Islam juga mengaharamkan semua siasat (kabajikan) untuk berbuat haram dengan cara-cara yang tidak begitu jelas dan siasat syaitan (yakni yang tidak nampak). Sabda Rasululloh saw: “Jangan kamu berbuat seperti perbuatan Yahudi, dan jangan kamu menganggap halal terhadap larangan-larangan Alloh walaupun dengan siasat yang paling kecil.”

Islam tidak membenarkan prinsip al-ghayah tubarrirul wasilah (untuk mencapai tujuan, dengan cara apapun dibenarkan), atau suatu prinsip yang mengatakan: al- wushulu ilal haq bil khaudhi fil katsiri minal bathil ( untuk dapat memperoleh sesuatu

yang baik, boleh dilakukan dengan bergelimang dalam kebathilan). Bahkan dalam islam sabaliknya, setiap tujuan baik, harus dicapai dengan cara oleh tujuan niat yang baik. Artinya masalah haram tetap dinilai haram, betatapun baik dan mulianya niat dan tujuan itu.

Bagaimanapun baiknya rencana, selama dia itu tidak dibenarkan oleh islam, maka selamanya yang haram itu ridak boleh dipakai untuk mencapai tujuan yang terpuji. Sebab islam menginginkan tujuan yang suci, harus ditempuh dengan cara yang suci.

Persoalan yang tidak begitu jelas antara halal dan haramnya bagi manusia (dikenal dengan syubhat), disebabkan oleh tasyabbuh (tidak jelasnya) dalil dan mungkin tidak jelasnya jalan untuk menerapkan nas (dalil) yang ada terhadap suatu peristiwa. Untuk mengatasi hal tersebut islam memberikan suatu garis yang disebut wara’ (suatu sikap berhati-hati karena takut berbuat haram). Dimana dengan sifat itu seorang muslim diharuskan untuk menjauhkan diri dari masalah syubhat, sehingga dengan demikian dia tidak akan terseret untuk berbuat kepada yang haram. Cara ini,

pendidikan untuk memandang lebih jauh serta penyelidikan terhadap hidup manusia itu sendiri. Dasar pokok daripada prinsip ini ialah sabda nabi yang mengatakan:

Alloh adalah Tuhan seluruh manusia, syariatNya berlaku untuk semua orang. Setiap yang dihalalkan alloh dengan ketetapan undang-undangnya, berarti halal untuk segenap ummat manusia. Dan apa saja yang diharamkan, haram juga untuk seluruh manusia. Hal ini berlaku sampai hari kiamat.
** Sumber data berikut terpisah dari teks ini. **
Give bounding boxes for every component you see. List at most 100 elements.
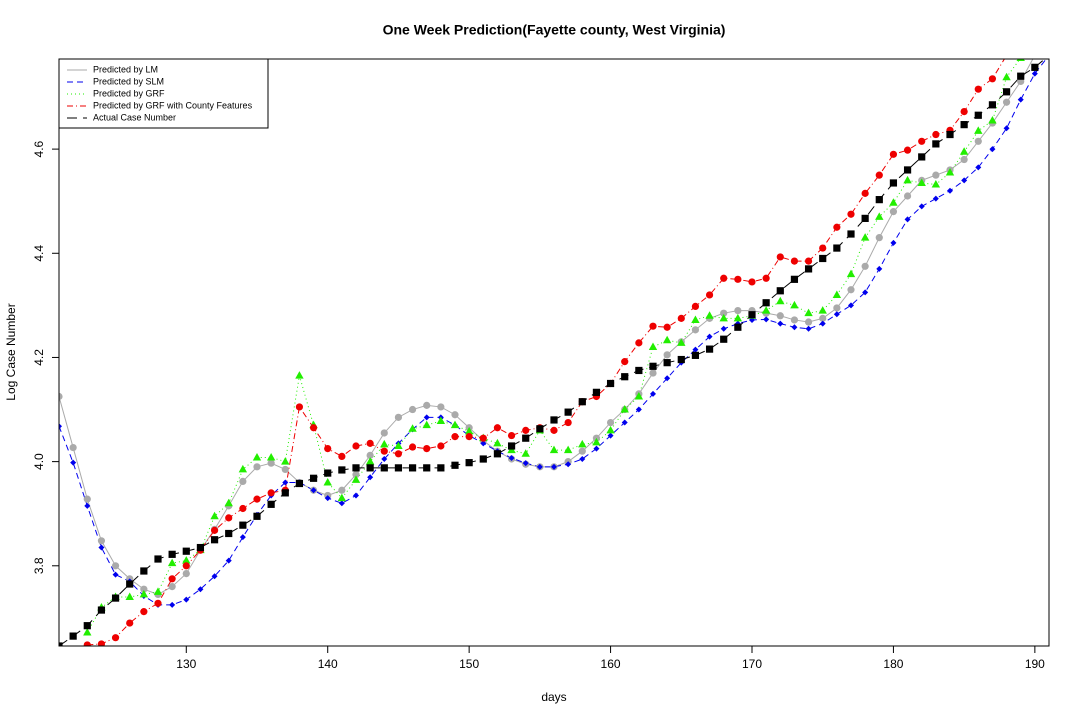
y-axis-label: Log Case Number bbox=[4, 303, 18, 400]
data-point bbox=[606, 425, 615, 434]
data-point bbox=[833, 223, 841, 231]
data-point bbox=[225, 557, 232, 564]
data-point bbox=[394, 450, 403, 458]
data-point bbox=[720, 325, 727, 332]
data-point bbox=[267, 459, 275, 467]
data-point bbox=[211, 573, 218, 580]
data-point bbox=[210, 526, 219, 534]
data-point bbox=[846, 269, 856, 278]
x-tick-label: 130 bbox=[176, 657, 196, 671]
data-point bbox=[125, 592, 134, 601]
data-point bbox=[691, 315, 700, 323]
y-tick-label: 4.2 bbox=[32, 349, 46, 366]
data-point bbox=[437, 464, 445, 472]
data-point bbox=[804, 308, 813, 317]
data-point bbox=[932, 130, 940, 139]
data-point bbox=[677, 338, 686, 346]
legend-label: Actual Case Number bbox=[93, 112, 176, 122]
data-point bbox=[565, 461, 572, 468]
data-point bbox=[593, 445, 600, 452]
data-point bbox=[903, 146, 912, 154]
data-point bbox=[239, 534, 246, 541]
data-point bbox=[408, 464, 417, 472]
data-point bbox=[126, 619, 134, 627]
data-point bbox=[480, 440, 487, 447]
data-point bbox=[97, 606, 106, 614]
data-point bbox=[748, 278, 756, 286]
data-point bbox=[479, 455, 487, 463]
data-point bbox=[677, 314, 685, 322]
data-point bbox=[662, 335, 672, 344]
plot-frame bbox=[58, 58, 1050, 647]
data-point bbox=[931, 180, 941, 188]
data-point bbox=[860, 233, 870, 241]
data-point bbox=[692, 346, 699, 353]
data-point bbox=[422, 420, 431, 429]
data-point bbox=[790, 275, 799, 283]
data-point bbox=[267, 500, 275, 508]
data-point bbox=[522, 426, 530, 434]
x-tick-label: 180 bbox=[883, 657, 903, 671]
data-point bbox=[705, 345, 714, 353]
data-point bbox=[975, 164, 982, 171]
data-point bbox=[97, 537, 106, 545]
data-point bbox=[861, 262, 869, 270]
data-point bbox=[634, 392, 644, 400]
data-point bbox=[578, 439, 587, 448]
data-point bbox=[367, 474, 374, 481]
data-point bbox=[889, 150, 898, 158]
data-point bbox=[408, 443, 417, 451]
data-point bbox=[59, 392, 63, 401]
data-point bbox=[1045, 41, 1052, 48]
data-point bbox=[635, 366, 643, 375]
data-point bbox=[1045, 52, 1052, 59]
data-point bbox=[253, 512, 261, 520]
data-point bbox=[479, 434, 487, 442]
data-point bbox=[59, 423, 62, 430]
data-point bbox=[761, 306, 771, 314]
data-point bbox=[111, 594, 120, 602]
data-point bbox=[309, 474, 318, 482]
data-point bbox=[748, 311, 756, 319]
data-point bbox=[380, 439, 389, 448]
data-point bbox=[196, 543, 205, 552]
data-point bbox=[521, 449, 530, 457]
data-point bbox=[776, 287, 784, 295]
data-point bbox=[691, 326, 700, 334]
data-point bbox=[664, 375, 671, 382]
data-point bbox=[282, 479, 289, 486]
data-point bbox=[903, 175, 912, 184]
data-point bbox=[168, 575, 176, 583]
data-point bbox=[182, 547, 190, 555]
data-point bbox=[353, 492, 359, 499]
data-point bbox=[338, 452, 346, 461]
data-point bbox=[1016, 59, 1025, 61]
data-point bbox=[875, 171, 883, 179]
data-point bbox=[352, 464, 360, 472]
data-point bbox=[98, 544, 105, 551]
data-point bbox=[733, 313, 743, 322]
data-point bbox=[549, 445, 559, 454]
data-point bbox=[59, 642, 63, 646]
data-point bbox=[861, 214, 869, 222]
data-point bbox=[168, 550, 176, 558]
data-point bbox=[69, 443, 77, 452]
data-point bbox=[112, 571, 119, 578]
data-point bbox=[295, 479, 304, 488]
data-point bbox=[961, 177, 968, 184]
data-point bbox=[168, 583, 176, 591]
data-point bbox=[848, 302, 854, 309]
data-point bbox=[635, 406, 642, 413]
data-point bbox=[819, 244, 827, 252]
data-point bbox=[436, 416, 446, 424]
data-point bbox=[663, 359, 671, 367]
data-point bbox=[522, 460, 529, 467]
data-point bbox=[394, 413, 403, 421]
data-point bbox=[70, 459, 77, 466]
data-point bbox=[451, 461, 459, 469]
data-point bbox=[507, 431, 516, 440]
data-point bbox=[819, 314, 827, 322]
data-point bbox=[380, 429, 388, 437]
data-point bbox=[380, 447, 388, 455]
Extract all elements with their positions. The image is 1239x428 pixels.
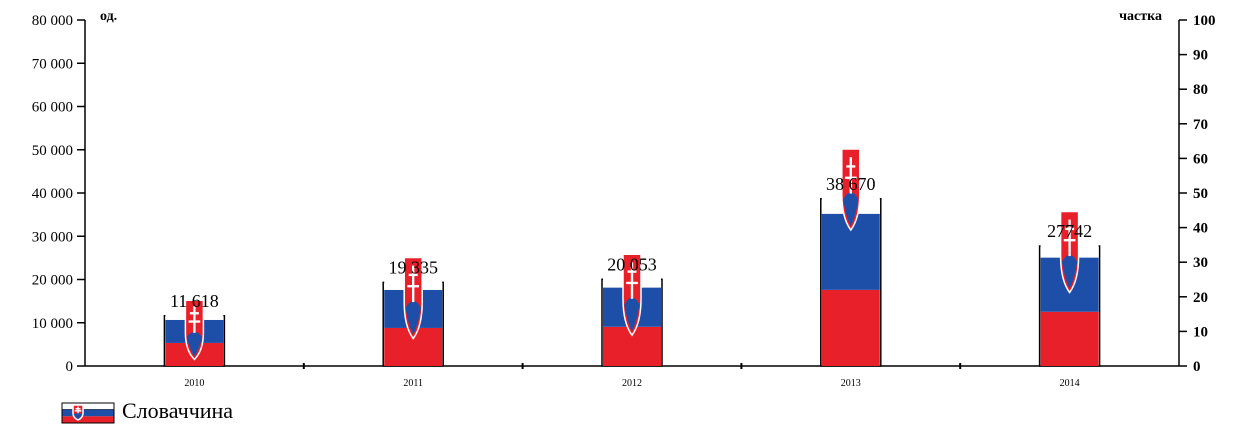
left-tick-label: 40 000 bbox=[32, 186, 73, 202]
data-label: 20 053 bbox=[607, 254, 657, 274]
data-label: 27742 bbox=[1047, 221, 1092, 241]
bar-share-red bbox=[1040, 311, 1099, 366]
left-tick-label: 0 bbox=[66, 359, 74, 375]
legend-swatch-border bbox=[61, 402, 115, 424]
coat-of-arms-icon bbox=[622, 253, 642, 337]
legend-label: Словаччина bbox=[122, 398, 233, 423]
bar-group-2014: 27742 2014 bbox=[1038, 203, 1101, 389]
left-tick-label: 20 000 bbox=[32, 273, 73, 289]
right-tick-label: 20 bbox=[1193, 290, 1208, 306]
right-tick-label: 30 bbox=[1193, 255, 1208, 271]
left-tick-label: 60 000 bbox=[32, 100, 73, 116]
right-tick-label: 70 bbox=[1193, 117, 1208, 133]
legend-swatch-red bbox=[62, 416, 114, 423]
right-tick-label: 50 bbox=[1193, 186, 1208, 202]
x-tick-label: 2011 bbox=[403, 378, 423, 389]
data-label: 38 670 bbox=[826, 174, 876, 194]
left-axis-title: од. bbox=[100, 9, 117, 24]
right-y-axis: 0 10 20 30 40 50 60 70 80 90 100 bbox=[1178, 13, 1216, 375]
right-axis-title: частка bbox=[1119, 9, 1162, 24]
legend: Словаччина bbox=[61, 398, 233, 424]
coat-of-arms-icon bbox=[403, 256, 423, 340]
left-tick-label: 50 000 bbox=[32, 143, 73, 159]
left-tick-label: 70 000 bbox=[32, 56, 73, 72]
right-tick-label: 0 bbox=[1193, 359, 1201, 375]
legend-swatch-blue bbox=[62, 409, 114, 417]
left-tick-label: 30 000 bbox=[32, 229, 73, 245]
legend-swatch-white bbox=[61, 402, 115, 411]
bar-group-2010: 11 618 2010 bbox=[163, 291, 226, 389]
right-tick-label: 60 bbox=[1193, 151, 1208, 167]
right-tick-label: 40 bbox=[1193, 221, 1208, 237]
coat-of-arms-icon bbox=[184, 299, 205, 361]
left-tick-label: 10 000 bbox=[32, 316, 73, 332]
bars: 11 618 2010 19 335 2011 20 053 2012 38 670 2013… bbox=[163, 137, 1101, 389]
legend-swatch bbox=[61, 402, 115, 424]
right-tick-label: 100 bbox=[1193, 13, 1216, 29]
right-tick-label: 90 bbox=[1193, 48, 1208, 64]
right-tick-label: 80 bbox=[1193, 82, 1208, 98]
coat-of-arms-icon bbox=[72, 404, 84, 421]
data-label: 11 618 bbox=[170, 291, 219, 311]
bar-group-2011: 19 335 2011 bbox=[382, 251, 444, 389]
coat-of-arms-icon bbox=[841, 148, 861, 232]
bar-group-2012: 20 053 2012 bbox=[601, 248, 663, 389]
x-tick-label: 2013 bbox=[841, 378, 861, 389]
bar-group-2013: 38 670 2013 bbox=[820, 137, 882, 389]
x-tick-label: 2014 bbox=[1060, 378, 1080, 389]
left-y-axis: 0 10 000 20 000 30 000 40 000 50 000 60 000 70 … bbox=[32, 13, 86, 375]
right-tick-label: 10 bbox=[1193, 324, 1208, 340]
coat-of-arms-icon bbox=[1059, 210, 1080, 294]
data-label: 19 335 bbox=[388, 257, 438, 277]
x-tick-label: 2010 bbox=[184, 378, 204, 389]
x-tick-label: 2012 bbox=[622, 378, 642, 389]
bar-share-red bbox=[821, 289, 880, 366]
left-tick-label: 80 000 bbox=[32, 13, 73, 29]
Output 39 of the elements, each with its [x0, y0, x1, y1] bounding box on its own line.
Islam sangat menghargai kepentingan manusia yang tiada terelakkan lagi itu, dan mengahargai kelemahan-kelemahan yang ada pada masusia. Oleh, karena itu seorang muslim dalam keadaan yang sangat memaksa, diperkenankan melakukan yang haram karena dorongan keadaan dan sekedar menjaga diri dari kebinasaan. Para ahli fikih menetapkan suatu prinsip yang berharga sekali, yaitu

a. Kedaan terpaksa membolehkan yang terlarang.” Dan yang dimaksud dengan dalam keadaan terpaksa, yaitu dengan kata-kata ghaira baghin wala’aadin (tidak sengaja dan tidak melewati batas).

b. Adh-dharuratutaqaddaru biqadriha (dharurat itu dikira-kira menurut ukurannya). Allah berfirman, “Allah berkendak memberikan kemudahan bagi kamu dan ia tidak menghendaki kesukaran kepadamu.” [Al-Baqarah: 185]

Sumber: Qordhowi, Yusuf. Halal dan haram.